Have you noticed Britons often use a french-sounding word?
Britons usually use the term 'pardon me?' while most americans would say
Excuse me?/sorry?/what's that? or just huh?
I've also heard Britons say 'Bloody' a lot. can't recall any american saying that.
Britons what you'd mostly use in your everyday life Bloody or fucking?
I mean as in 'this bloody/fucking door won't open' and so on
I'm not British but my friend David is, and he says "bloody" all the time but when he became really mad he said "fucking."
but that's just him...
Lainie, I have the feeling your friend David knows exactly when to say "bloody" and when to say "fucking" the way most down-to-earth British people would. That would also be the case for Australian speakers as far as I remember it. I was taught not to say swear words and I seldom do this but I've heard a lot around me.
If your a Brit and you burp.
being polite, you'd say 'pardon me'
If your a Brit and you fart.
being polite, you'd say 'excuse me'
If your a Brit and you fart.
being vulgar, you'd say "better out than in"
If your a brit and you can't get something to work
being polite you'd say "this bloody thing doesn't work"
If your a brit, and you can't get something to work and your mad
normally you'd say "this fucking piece of shit doesn't work"
four of 101 (this bloody thing doesn't work, this fucking thing doesn't work) in British.
yorkshire (north of england that is)
This blud'eh thing dunt woruk
This fookin thing dunt woruk
this blody thing dosunt werk
this fokin thing dosunt werk
this blody thing don werk, bhoy
this fukin thing don werk, bhoy
scouse (liverpool) (sad fast is slight irish twang) (cullize is pronunciation of christ)
for cullize sake, this thing duzen werk,
eh, eh, this fukin thing duzent werk,
(they don't say bloody in liverpool)
I'm awfully sorry, because we're always awfully sorry but erm, how can I put it, hmm, this thing, well, it....it doesn't work
Hi, I am an australian and we don't pronounce DAY as DIE. We say day as day and die as die. They are two completly different meanings.
various ways of pronouncing DAY in British.
D, followed by a capital A (drawn out)
D, followed by a capital A (fast)
D, followed by a capital A (said as if your being sarcastic)
D, followed by a capital I
D, followed by a capital E
D, followed by "oi" (oi you) and drawn out.
Well, David can be real vulgar sometimes.
It's quite entertaining, because with that accent, he still sounds so proper no matter how angry he becomes.
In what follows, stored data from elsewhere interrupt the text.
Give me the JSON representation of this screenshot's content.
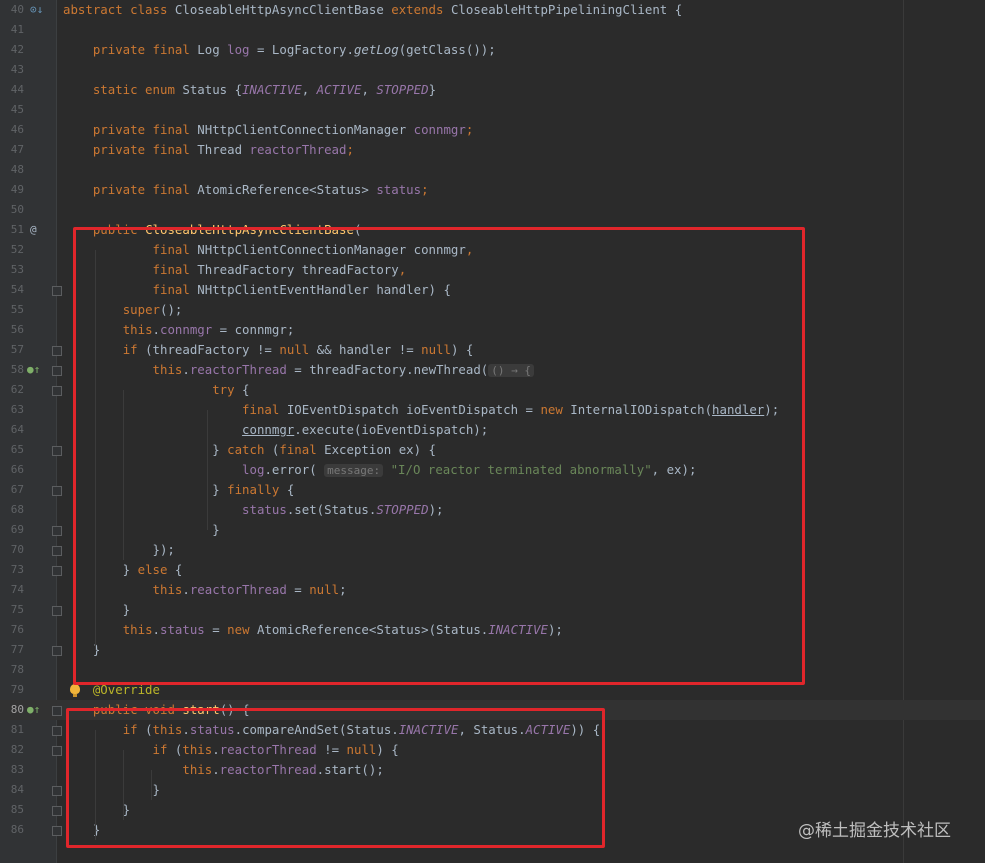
{
  "editor": {
    "lines": [
      {
        "n": "40",
        "icon": "override",
        "tokens": [
          [
            "kw",
            "abstract class "
          ],
          [
            "",
            "CloseableHttpAsyncClientBase "
          ],
          [
            "kw",
            "extends "
          ],
          [
            "",
            "CloseableHttpPipeliningClient {"
          ]
        ]
      },
      {
        "n": "41",
        "tokens": []
      },
      {
        "n": "42",
        "tokens": [
          [
            "",
            "    "
          ],
          [
            "kw",
            "private final "
          ],
          [
            "",
            "Log "
          ],
          [
            "fld",
            "log"
          ],
          [
            "",
            " = LogFactory."
          ],
          [
            "sm",
            "getLog"
          ],
          [
            "",
            "(getClass());"
          ]
        ]
      },
      {
        "n": "43",
        "tokens": []
      },
      {
        "n": "44",
        "tokens": [
          [
            "",
            "    "
          ],
          [
            "kw",
            "static enum "
          ],
          [
            "",
            "Status {"
          ],
          [
            "cst",
            "INACTIVE"
          ],
          [
            "",
            ", "
          ],
          [
            "cst",
            "ACTIVE"
          ],
          [
            "",
            ", "
          ],
          [
            "cst",
            "STOPPED"
          ],
          [
            "",
            "}"
          ]
        ]
      },
      {
        "n": "45",
        "tokens": []
      },
      {
        "n": "46",
        "tokens": [
          [
            "",
            "    "
          ],
          [
            "kw",
            "private final "
          ],
          [
            "",
            "NHttpClientConnectionManager "
          ],
          [
            "fld",
            "connmgr"
          ],
          [
            "kw",
            ";"
          ]
        ]
      },
      {
        "n": "47",
        "tokens": [
          [
            "",
            "    "
          ],
          [
            "kw",
            "private final "
          ],
          [
            "",
            "Thread "
          ],
          [
            "fld",
            "reactorThread"
          ],
          [
            "kw",
            ";"
          ]
        ]
      },
      {
        "n": "48",
        "tokens": []
      },
      {
        "n": "49",
        "tokens": [
          [
            "",
            "    "
          ],
          [
            "kw",
            "private final "
          ],
          [
            "",
            "AtomicReference<Status> "
          ],
          [
            "fld",
            "status"
          ],
          [
            "kw",
            ";"
          ]
        ]
      },
      {
        "n": "50",
        "tokens": []
      },
      {
        "n": "51",
        "icon": "at",
        "tokens": [
          [
            "",
            "    "
          ],
          [
            "kw",
            "public "
          ],
          [
            "fn",
            "CloseableHttpAsyncClientBase"
          ],
          [
            "",
            "("
          ]
        ]
      },
      {
        "n": "52",
        "tokens": [
          [
            "",
            "            "
          ],
          [
            "kw",
            "final "
          ],
          [
            "",
            "NHttpClientConnectionManager connmgr"
          ],
          [
            "kw",
            ","
          ]
        ]
      },
      {
        "n": "53",
        "tokens": [
          [
            "",
            "            "
          ],
          [
            "kw",
            "final "
          ],
          [
            "",
            "ThreadFactory threadFactory"
          ],
          [
            "kw",
            ","
          ]
        ]
      },
      {
        "n": "54",
        "fold": true,
        "tokens": [
          [
            "",
            "            "
          ],
          [
            "kw",
            "final "
          ],
          [
            "",
            "NHttpClientEventHandler handler) {"
          ]
        ]
      },
      {
        "n": "55",
        "tokens": [
          [
            "",
            "        "
          ],
          [
            "kw",
            "super"
          ],
          [
            "",
            "();"
          ]
        ]
      },
      {
        "n": "56",
        "tokens": [
          [
            "",
            "        "
          ],
          [
            "kw",
            "this"
          ],
          [
            "",
            "."
          ],
          [
            "fld",
            "connmgr"
          ],
          [
            "",
            " = connmgr;"
          ]
        ]
      },
      {
        "n": "57",
        "fold": true,
        "tokens": [
          [
            "",
            "        "
          ],
          [
            "kw",
            "if "
          ],
          [
            "",
            "(threadFactory != "
          ],
          [
            "kw",
            "null "
          ],
          [
            "",
            "&& handler != "
          ],
          [
            "kw",
            "null"
          ],
          [
            "",
            ") {"
          ]
        ]
      },
      {
        "n": "58",
        "icon": "impl",
        "fold": true,
        "tokens": [
          [
            "",
            "            "
          ],
          [
            "kw",
            "this"
          ],
          [
            "",
            "."
          ],
          [
            "fld",
            "reactorThread"
          ],
          [
            "",
            " = threadFactory.newThread("
          ],
          [
            "hint",
            "() → {"
          ]
        ]
      },
      {
        "n": "62",
        "fold": true,
        "tokens": [
          [
            "",
            "                    "
          ],
          [
            "kw",
            "try "
          ],
          [
            "",
            "{"
          ]
        ]
      },
      {
        "n": "63",
        "tokens": [
          [
            "",
            "                        "
          ],
          [
            "kw",
            "final "
          ],
          [
            "",
            "IOEventDispatch ioEventDispatch = "
          ],
          [
            "kw",
            "new "
          ],
          [
            "",
            "InternalIODispatch("
          ],
          [
            "ul",
            "handler"
          ],
          [
            "",
            ");"
          ]
        ]
      },
      {
        "n": "64",
        "tokens": [
          [
            "",
            "                        "
          ],
          [
            "ul",
            "connmgr"
          ],
          [
            "",
            ".execute(ioEventDispatch);"
          ]
        ]
      },
      {
        "n": "65",
        "fold": true,
        "tokens": [
          [
            "",
            "                    } "
          ],
          [
            "kw",
            "catch "
          ],
          [
            "",
            "("
          ],
          [
            "kw",
            "final "
          ],
          [
            "",
            "Exception ex) {"
          ]
        ]
      },
      {
        "n": "66",
        "tokens": [
          [
            "",
            "                        "
          ],
          [
            "fld",
            "log"
          ],
          [
            "",
            ".error( "
          ],
          [
            "hint",
            "message:"
          ],
          [
            "str",
            " \"I/O reactor terminated abnormally\""
          ],
          [
            "",
            ", ex);"
          ]
        ]
      },
      {
        "n": "67",
        "fold": true,
        "tokens": [
          [
            "",
            "                    } "
          ],
          [
            "kw",
            "finally "
          ],
          [
            "",
            "{"
          ]
        ]
      },
      {
        "n": "68",
        "tokens": [
          [
            "",
            "                        "
          ],
          [
            "fld",
            "status"
          ],
          [
            "",
            ".set(Status."
          ],
          [
            "cst",
            "STOPPED"
          ],
          [
            "",
            ");"
          ]
        ]
      },
      {
        "n": "69",
        "fold": true,
        "tokens": [
          [
            "",
            "                    }"
          ]
        ]
      },
      {
        "n": "70",
        "fold": true,
        "tokens": [
          [
            "",
            "            });"
          ]
        ]
      },
      {
        "n": "73",
        "fold": true,
        "tokens": [
          [
            "",
            "        } "
          ],
          [
            "kw",
            "else "
          ],
          [
            "",
            "{"
          ]
        ]
      },
      {
        "n": "74",
        "tokens": [
          [
            "",
            "            "
          ],
          [
            "kw",
            "this"
          ],
          [
            "",
            "."
          ],
          [
            "fld",
            "reactorThread"
          ],
          [
            "",
            " = "
          ],
          [
            "kw",
            "null"
          ],
          [
            "",
            ";"
          ]
        ]
      },
      {
        "n": "75",
        "fold": true,
        "tokens": [
          [
            "",
            "        }"
          ]
        ]
      },
      {
        "n": "76",
        "tokens": [
          [
            "",
            "        "
          ],
          [
            "kw",
            "this"
          ],
          [
            "",
            "."
          ],
          [
            "fld",
            "status"
          ],
          [
            "",
            " = "
          ],
          [
            "kw",
            "new "
          ],
          [
            "",
            "AtomicReference<Status>(Status."
          ],
          [
            "cst",
            "INACTIVE"
          ],
          [
            "",
            ");"
          ]
        ]
      },
      {
        "n": "77",
        "fold": true,
        "tokens": [
          [
            "",
            "    }"
          ]
        ]
      },
      {
        "n": "78",
        "tokens": []
      },
      {
        "n": "79",
        "bulb": true,
        "tokens": [
          [
            "",
            "    "
          ],
          [
            "ann",
            "@Override"
          ]
        ]
      },
      {
        "n": "80",
        "icon": "impl",
        "fold": true,
        "current": true,
        "tokens": [
          [
            "",
            "    "
          ],
          [
            "kw",
            "public void "
          ],
          [
            "fn",
            "start"
          ],
          [
            "",
            "() {"
          ]
        ]
      },
      {
        "n": "81",
        "fold": true,
        "tokens": [
          [
            "",
            "        "
          ],
          [
            "kw",
            "if "
          ],
          [
            "",
            "("
          ],
          [
            "kw",
            "this"
          ],
          [
            "",
            "."
          ],
          [
            "fld",
            "status"
          ],
          [
            "",
            ".compareAndSet(Status."
          ],
          [
            "cst",
            "INACTIVE"
          ],
          [
            "",
            ", Status."
          ],
          [
            "cst",
            "ACTIVE"
          ],
          [
            "",
            ")) {"
          ]
        ]
      },
      {
        "n": "82",
        "fold": true,
        "tokens": [
          [
            "",
            "            "
          ],
          [
            "kw",
            "if "
          ],
          [
            "",
            "("
          ],
          [
            "kw",
            "this"
          ],
          [
            "",
            "."
          ],
          [
            "fld",
            "reactorThread"
          ],
          [
            "",
            " != "
          ],
          [
            "kw",
            "null"
          ],
          [
            "",
            ") {"
          ]
        ]
      },
      {
        "n": "83",
        "tokens": [
          [
            "",
            "                "
          ],
          [
            "kw",
            "this"
          ],
          [
            "",
            "."
          ],
          [
            "fld",
            "reactorThread"
          ],
          [
            "",
            ".start();"
          ]
        ]
      },
      {
        "n": "84",
        "fold": true,
        "tokens": [
          [
            "",
            "            }"
          ]
        ]
      },
      {
        "n": "85",
        "fold": true,
        "tokens": [
          [
            "",
            "        }"
          ]
        ]
      },
      {
        "n": "86",
        "fold": true,
        "tokens": [
          [
            "",
            "    }"
          ]
        ]
      }
    ]
  },
  "watermark": "@稀土掘金技术社区",
  "colors": {
    "highlight_box": "#e0262b",
    "background": "#2b2b2b"
  }
}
i really agree with all you gentelmen but, have you realized the meaning on this forum, we have lost it , i mean , its about accent, or its only about grammar stuffs, or also different use of words from american and england people. could you be more clear
"Hi, I am an australian and we don't pronounce DAY as DIE. We say day as day and die as die. They are two completly different meanings."
What I meant was that the Australian pronunciation of "day" is close to the American pronunciation of "die." Obviously, Aussies don't merge these two words into one pronunciation--it was more a comparison of one accent to another.
Australians pronounce always pronounce ''say'' as ''sigh''.
Brits say 'Magat' (however that one spellt)
americans call it 'Worm'
what would an Aussie call it?
Saw in a British movie,
The word "maggot" exists in both English English and American English. While I'm not completely sure, I think they both refer to the same creature. A "maggot" is the worm-like larva of several types of insects, although the kind we're most familiar with is that of flies.
An "earthworm" and a "maggot" are two different creatures.
Yeah, Americans say "maggot" too. If you see worm-like thingies crawling out of dead people, then they're maggots. If you see them in the soil, they're actual worms. The two types of creatures are different.
The bloody/fucking point is kinda irrelevant because the two words have such different connotations.